Were such policy implemented now, it would simplify spam prevention in one way but complicate it in another: A digital signature,
in and of itself, wouldn’t mean that a message was good, because spammers would sign their messages, too. But it would enable
the anti-spam engines to look up the spammers’ signatures in online databases in a more granular way than using DNSBLs.
If people also used their digital IDs to encrypt messages, IT would find itself in a bit of a quandary. Plain-text e-mail
leaks confidential data like a sieve, so if users and their correspondents in other organizations make routine use of encryption,
it will help seal the holes. The downside is that encrypted mail becomes opaque to another weapon in the spam detector’s arsenal:
content analysis.
Inspecting the content
Anti-spam vendors collect and analyze vast databases of spam, boiling messages down to fingerprints (“fuzzy checksums”). These
can be compared to corresponding fingerprints derived from incoming mail to weed out unwanted messages. These vendors also
maintain vocabularies of objectionable terms and use Bayesian and other kinds of content classifiers to watch for common spam
terms, but these approaches require a lot of feedback and training.
Bayesian filtering, which computes a score for each message based on statistical analysis, is proving both a popular and effective
spam-fighting technology (infoworld.com/29). This does require users to make an initial investment in classifying their messages, and that’s something IT is rightly
reluctant to impose. When trained, a client-side Bayesian filter adapts to the ever-changing stream of mail in a very easy
and natural way: the Delete key becomes a more powerful Classify-as-Spam key.
Some users love this ability to define spam in a personal and unique way; others would rather not have to think about the
problem. But until Bayesian filtering or related techniques are part of the standard enterprise desktop — as will begin to
happen when, for example, Outlook 2003 rolls out — many companies are reluctant to embrace end-user deployment.
“Most users can’t even figure out how to use Outlook rules, so it’s a struggle to make the case for an individualized solution,”
says Andrés Kohn, director of marketing at Cupertino, Calif.-based Proofpoint.
IT would rather do things in a centralized way, and that’s the right instinct — but client-side technologies can be powerfully
complementary to the gateway technologies. The combination works well when users want to be more engaged in the anti-spam
processes and enterprises support those efforts. Overall, it makes sense to combine the two. If you can pick only one, start
with a centralized gateway solution — it will keep users slightly removed from the processes, making both users and IT departments
happy.
Rethinking e-mail’s purpose
Anti-spam vendors want to deliver centralized turnkey solutions, and customers want to have them. The devil, however, is in
the details. Because the damage done by a single missed message could be severe, anti-spam systems quarantine caught messages
so that users can review them and, if necessary, release false positives. Of course, when the volume of junk falls off dramatically,
users don’t want to root around in the haystack looking for a few needles.
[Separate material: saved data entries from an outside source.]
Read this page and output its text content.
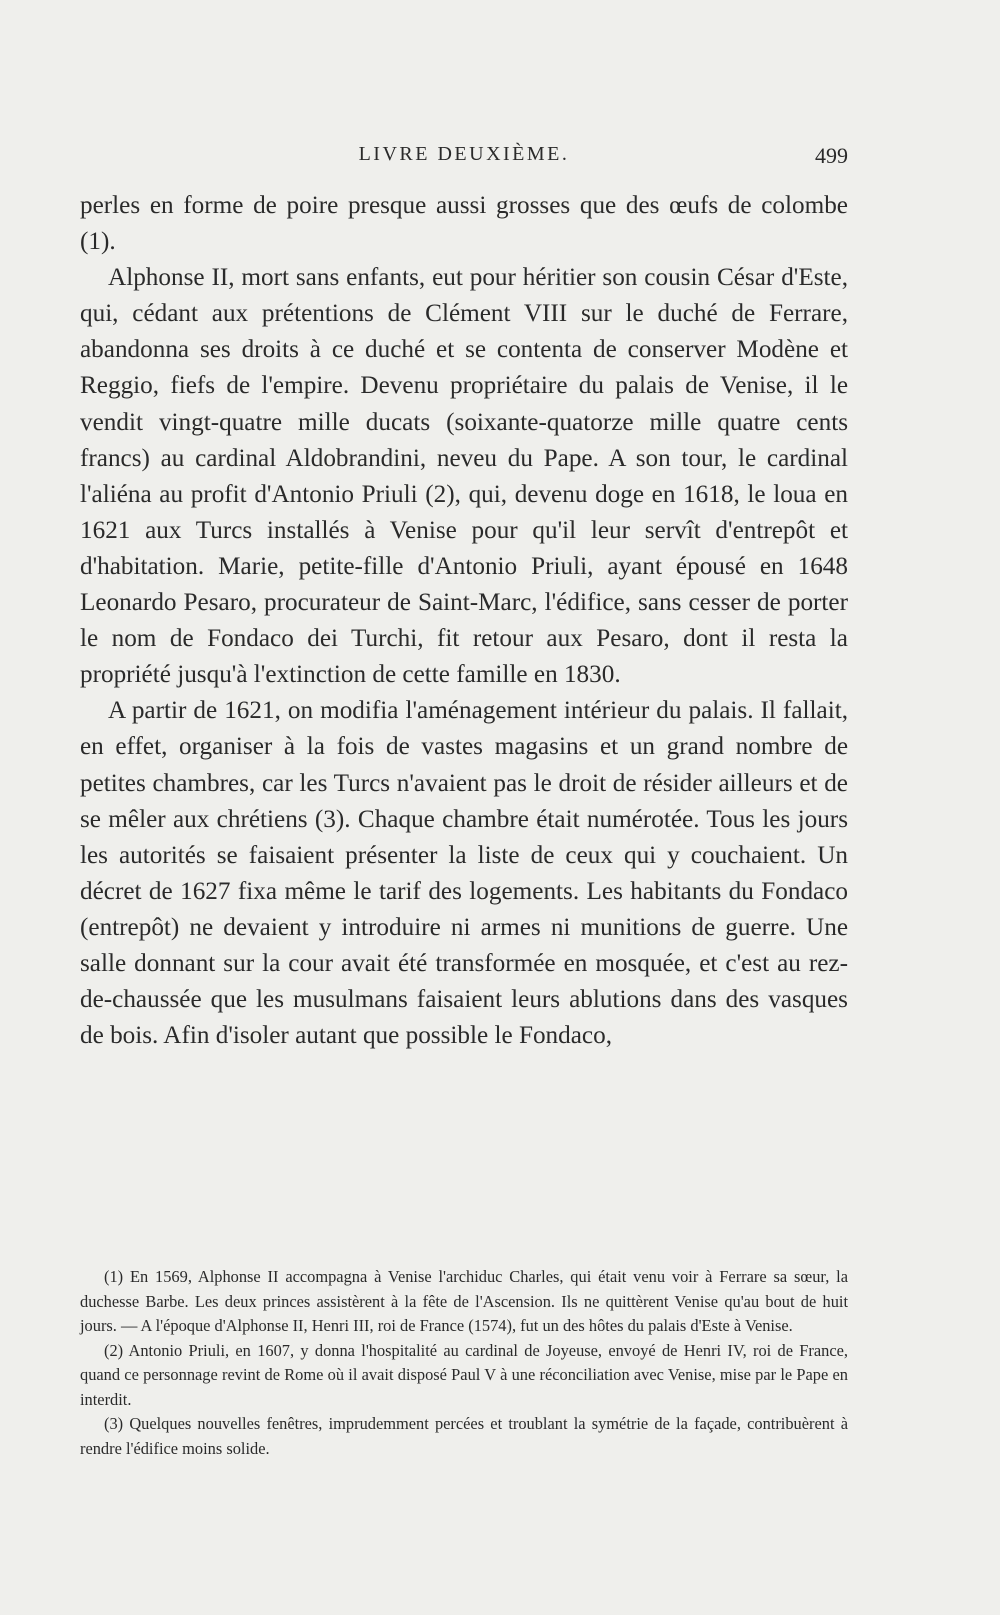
LIVRE DEUXIÈME.	499

perles en forme de poire presque aussi grosses que des œufs de colombe (1).

Alphonse II, mort sans enfants, eut pour héritier son cousin César d'Este, qui, cédant aux prétentions de Clément VIII sur le duché de Ferrare, abandonna ses droits à ce duché et se contenta de conserver Modène et Reggio, fiefs de l'empire. Devenu propriétaire du palais de Venise, il le vendit vingt-quatre mille ducats (soixante-quatorze mille quatre cents francs) au cardinal Aldobrandini, neveu du Pape. A son tour, le cardinal l'aliéna au profit d'Antonio Priuli (2), qui, devenu doge en 1618, le loua en 1621 aux Turcs installés à Venise pour qu'il leur servît d'entrepôt et d'habitation. Marie, petite-fille d'Antonio Priuli, ayant épousé en 1648 Leonardo Pesaro, procurateur de Saint-Marc, l'édifice, sans cesser de porter le nom de Fondaco dei Turchi, fit retour aux Pesaro, dont il resta la propriété jusqu'à l'extinction de cette famille en 1830.

A partir de 1621, on modifia l'aménagement intérieur du palais. Il fallait, en effet, organiser à la fois de vastes magasins et un grand nombre de petites chambres, car les Turcs n'avaient pas le droit de résider ailleurs et de se mêler aux chrétiens (3). Chaque chambre était numérotée. Tous les jours les autorités se faisaient présenter la liste de ceux qui y couchaient. Un décret de 1627 fixa même le tarif des logements. Les habitants du Fondaco (entrepôt) ne devaient y introduire ni armes ni munitions de guerre. Une salle donnant sur la cour avait été transformée en mosquée, et c'est au rez-de-chaussée que les musulmans faisaient leurs ablutions dans des vasques de bois. Afin d'isoler autant que possible le Fondaco,

(1) En 1569, Alphonse II accompagna à Venise l'archiduc Charles, qui était venu voir à Ferrare sa sœur, la duchesse Barbe. Les deux princes assistèrent à la fête de l'Ascension. Ils ne quittèrent Venise qu'au bout de huit jours. — A l'époque d'Alphonse II, Henri III, roi de France (1574), fut un des hôtes du palais d'Este à Venise.

(2) Antonio Priuli, en 1607, y donna l'hospitalité au cardinal de Joyeuse, envoyé de Henri IV, roi de France, quand ce personnage revint de Rome où il avait disposé Paul V à une réconciliation avec Venise, mise par le Pape en interdit.

(3) Quelques nouvelles fenêtres, imprudemment percées et troublant la symétrie de la façade, contribuèrent à rendre l'édifice moins solide.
When the only tool you have is a hammer, every problem looks like a nail. But e-mail is no longer the only communication tool
at your disposal. RSS is an easier and better way to run a subscription service. IM trumps e-mail for intensive real-time
collaboration. These methods are useful in their own right, but the spam epidemic makes them even more compelling.
Even as our supply of anti-spam weapons grows, it makes sense to find ways to reduce the demand for them. Reliable, direct,
and spontaneous communication, from anyone to anyone, is the special magic of e-mail — what makes it such a precious resource.
Reserving e-mail for these purposes will make spam detection easier and will help us conserve that resource.